Над столом повисла нехорошая, какая-то тоскливая тишина. Орехов, исподлобья наблюдавший за реакцией наемника, мысленно проговорил: "Ну что тебе стоит, Джексон рязанский, соврать, а? Ну, соври, скажи, что тебя там и рядом никогда не было… Соври и я все пойму и на твою сторону встану! Ну?"

- Стрелял. Я командовал группой и первый выстрел сделал я, - с мрачным вызовом наконец-то ответил Джексон. - Теперь ты знаешь все. Или почти все… Хочешь пристрелить меня? Давай, стреляй.
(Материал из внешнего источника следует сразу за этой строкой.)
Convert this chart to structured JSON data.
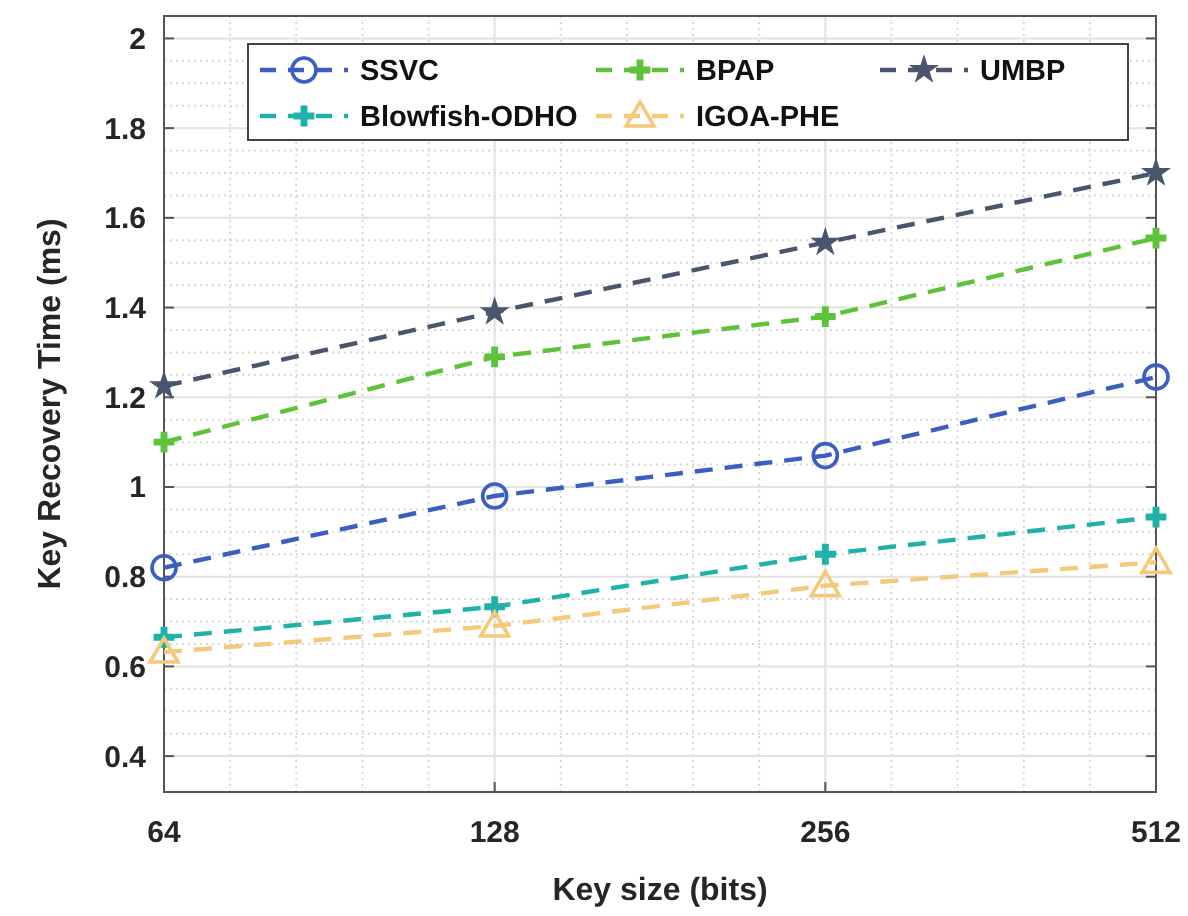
{
  "chart_data": {
    "type": "line",
    "xlabel": "Key size (bits)",
    "ylabel": "Key Recovery Time (ms)",
    "categories": [
      "64",
      "128",
      "256",
      "512"
    ],
    "series": [
      {
        "name": "SSVC",
        "color": "#3b5fc0",
        "marker": "circle",
        "values": [
          0.82,
          0.98,
          1.07,
          1.245
        ]
      },
      {
        "name": "BPAP",
        "color": "#5ec33a",
        "marker": "cross",
        "values": [
          1.1,
          1.29,
          1.38,
          1.555
        ]
      },
      {
        "name": "UMBP",
        "color": "#4a5670",
        "marker": "star",
        "values": [
          1.225,
          1.39,
          1.545,
          1.7
        ]
      },
      {
        "name": "Blowfish-ODHO",
        "color": "#20b2aa",
        "marker": "cross",
        "values": [
          0.665,
          0.733,
          0.85,
          0.933
        ]
      },
      {
        "name": "IGOA-PHE",
        "color": "#f5c97a",
        "marker": "triangle",
        "values": [
          0.632,
          0.69,
          0.78,
          0.832
        ]
      }
    ],
    "ylim": [
      0.32,
      2.05
    ],
    "yticks": [
      {
        "value": 0.4,
        "label": "0.4"
      },
      {
        "value": 0.6,
        "label": "0.6"
      },
      {
        "value": 0.8,
        "label": "0.8"
      },
      1,
      {
        "value": 1.2,
        "label": "1.2"
      },
      {
        "value": 1.4,
        "label": "1.4"
      },
      {
        "value": 1.6,
        "label": "1.6"
      },
      {
        "value": 1.8,
        "label": "1.8"
      },
      2
    ],
    "grid": true,
    "legend": "top",
    "line_style": "dashed"
  }
}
- Да пошел ты… - майор нетвердой рукой налил по полной стопке, расплескивая золотистую влагу, и подвел итог всем своим еще неясным сомнениям: - Я тебя не знал, не знаю и знать не хочу. И даже не видел никогда. Пусть с тобой вон Мария со своими полковниками разбирается, если захочет. Их земля, в конце концов. Давай выпьем за нашу иногда такую поганую работу. Но кто-то ведь должен ее делать… Пей, рейнджер, за ВДВ пей, за моих боевых пловцов, за Афган, за Чечню, за всех, кто там остался, пей! И я с тобой выпью, хоть ты и сука. А мне плевать. Пей, солдат… до дна!

Остаток вечера Орехов помнил смутновато, в виде отдельных неясных картинок. Четко помнил весь разговор с Джексоном. Помнил, как потом с помощью Марии организовали что-то вроде ужина и снова пили - уже в общей компании с девушкой и пловцами. Вроде бы все было прилично. Но последними четкими воспоминаниями стали слова Ската, сказанные неизвестно к чему: "Кондор - птица, может быть, и очень гордая, и очень сильная, а жрет падаль…" На что Джексон мрачно заметил: "Но не всякий, кто жрет падаль, - кондор. Ты главное запомни, парень: кондор умеет ждать. И всегда добивается своего…"

49

Номера в отеле, как показалось майору и его "бейсджамперам", были те же самые, да и гостиница звезды этак на три называлась так же - "Эксельсиор".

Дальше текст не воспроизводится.